I've looked at something so long that I have confused myself, and am now hoping to get a little help. Paul Boghossian makes the following charge against analyticity (and smart people quote this approvingly):

What could it possibly mean to say that the truth of a statement is fixed exclusively by its meaning and not by the facts? Isn't it in general true--indeed, isn't it a truism--that for any statement S

S is true iff for some p, S means that p and p?

How could the mere fact that S means that p make it the case that S is true? Doesn't it also have to be the case that p? (Nous 1996, p.364)

Now my question: Is it fair to impute to Boghossian the view that there are no S, p such that S means that p is a sufficient condition for S is true?

(The upshot: if this is fair, then I think any case where S expresses a logical truth p is a counterexample. I still the the 'truism' is true; I just don't think it establishes the claim I'm imputing to Boghossian.)

9/26/2008

jurors do the impossible

I went in for jury duty yesterday for the first time in my life. I learned a lot about the nitty-gritty mechanics of a trial. I was put into the jury box for voir dire, where the judge and the lawyers ask you a bunch of questions to determine whether they want to leave you on the jury or get a replacement. (I was tossed out.)

One thing that struck me during this voir dire questioning is that the judge asks you to do two things that, I think, are impossible. First, he asks you if you can be completely and totally impartial. I'm not a psychologist, but I've seen plenty of studies showing that basically no one is thoroughly impartial; unconscious biases run through our thinking.

Second, the judge asks you if you can refrain from coming to a belief about the accused's guilt or innocence until you enter the jury deliberation room -- that is, after you have heard all the evidence, followed by the judge's specific instructions about the law. If you think that belief is involuntary (as many do), then this is impossible.

I recognize that these 2 things are ideals to strive for, and most likely the judge and lawyers recognize that they cannot be perfectly achieved. By re-interpreting these 2 demands to myself as ideal goals, I felt OK about agreeing to them. But I still felt weird asserting that I could do two things that, if understood literally, I think are impossible.

9/22/2008

a new job description

I just got home from the University of Utah in Salt Lake City, where I gave my talk arguing for the following slogan:
pessimistic induction + common accounts of reference = semantic anti-realism.
For the blogpost version, with a decent comment thread, see here.

Salt Lake is physically beautiful, and socially it seems to be a strange combination of hippies and Mormons. The Utah department was really great -- plus, Jim Tabery was a model host. The only thing I want to post, though, was Ron Mallon's description of my work on Carnap et al.: he characterized me as a 'boutique historian.' I don't know whether the expression is original to him, but I definitely plan to steal it to describe myself in the future.

9/05/2008

Chmess in the pages of Science

Dennett bad-mouths studying chmess, but it looks like chmessology has appeared in the latest issue of the esteemed journal Science.

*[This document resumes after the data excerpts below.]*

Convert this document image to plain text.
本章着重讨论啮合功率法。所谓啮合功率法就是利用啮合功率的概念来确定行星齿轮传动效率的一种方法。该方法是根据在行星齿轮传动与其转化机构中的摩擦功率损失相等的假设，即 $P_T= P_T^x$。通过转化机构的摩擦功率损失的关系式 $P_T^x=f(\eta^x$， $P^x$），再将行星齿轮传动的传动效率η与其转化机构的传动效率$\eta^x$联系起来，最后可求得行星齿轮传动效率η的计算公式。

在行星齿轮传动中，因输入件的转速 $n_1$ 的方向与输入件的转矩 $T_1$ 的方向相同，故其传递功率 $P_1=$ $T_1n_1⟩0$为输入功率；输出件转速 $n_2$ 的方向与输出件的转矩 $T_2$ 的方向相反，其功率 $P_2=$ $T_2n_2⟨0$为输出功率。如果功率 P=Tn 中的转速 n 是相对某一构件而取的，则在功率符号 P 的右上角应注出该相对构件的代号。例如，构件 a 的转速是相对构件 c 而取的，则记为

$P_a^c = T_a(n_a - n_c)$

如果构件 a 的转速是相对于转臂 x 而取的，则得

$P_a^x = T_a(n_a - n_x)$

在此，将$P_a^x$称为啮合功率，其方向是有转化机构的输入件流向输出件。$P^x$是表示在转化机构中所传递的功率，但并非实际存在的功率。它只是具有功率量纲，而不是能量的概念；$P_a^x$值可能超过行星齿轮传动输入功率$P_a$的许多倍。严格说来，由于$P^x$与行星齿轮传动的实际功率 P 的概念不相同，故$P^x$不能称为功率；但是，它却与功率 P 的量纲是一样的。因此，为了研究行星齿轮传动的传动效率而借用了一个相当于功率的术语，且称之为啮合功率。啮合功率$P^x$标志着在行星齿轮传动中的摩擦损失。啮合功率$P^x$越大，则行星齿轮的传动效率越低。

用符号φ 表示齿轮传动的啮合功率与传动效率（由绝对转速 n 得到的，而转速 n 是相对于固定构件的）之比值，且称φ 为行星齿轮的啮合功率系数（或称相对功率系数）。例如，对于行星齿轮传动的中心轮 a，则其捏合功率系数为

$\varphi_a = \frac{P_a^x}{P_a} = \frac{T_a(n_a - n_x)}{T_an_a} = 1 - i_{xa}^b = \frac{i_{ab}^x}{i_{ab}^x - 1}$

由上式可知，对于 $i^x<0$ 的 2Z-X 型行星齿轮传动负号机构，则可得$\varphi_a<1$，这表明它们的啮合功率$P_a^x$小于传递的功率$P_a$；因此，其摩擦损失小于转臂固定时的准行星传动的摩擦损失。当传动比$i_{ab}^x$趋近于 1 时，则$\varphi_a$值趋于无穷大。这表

Also, in case you haven't seen it, Greg Lavers wrote a good review of the Cambridge Companion to Carnap for NDPR, worth checking out.

9/01/2008

Are scientific theories full of truth-value gaps?

I'm almost done writing a paper that argues that if one accepts the pessimistic induction over the history of science, then one should be a semantic anti-realist about current science -- or should hold unorthodox views in philosophy of language. Here's the argument:

(P1) Certain claims that (a) contain terms with defective reference, or (b) exhibit presupposition failure, are neither true nor false.

(P2) Some fundamental theoretical claims of earlier science exhibit the type of (a) defective reference (e.g. 'phlogiston,' 'absolute velocity,' 'Vulcan') or (b) presupposition failure (e.g. 'Events A and B are simultaneous') described in (P1).

(C1) Therefore, some fundamental theoretical claims of earlier science are neither true nor false.

(P3) Present science probably resembles past science. [That's the step borrowed from the pessimistic induction]

(C2) Therefore, some fundamental theoretical claims of present science are neither true nor false.

The main objections, I think, are:
1. Sentences that contain non-referring terms or exhibit presupposition failure are false, not truth-valueless.
2. Specifically, natural kind terms that fail to pick out a kind/ property (e.g. 'phlogiston') do not generate truth-value gaps (even supposing proper names that fail to pick out an individual do generate truth-value gaps).

I offer replies to these objections, but none of them are absolutely decisive. So, my more tentative conclusion is that a proponent of the pessimistic induction either has to accept my original conclusion OR accept a currently unpopular position in philosophy of language -- e.g. one could justify objection 2 by appealing to a descriptivist account of natural kind terms, but that would fall afoul of the widely endorsed Kripke-Putnam arguments against such descriptivism.

I'll be giving this material as a talk at the University of Utah in a couple of weeks, so any feedback before then would be especially appreciated.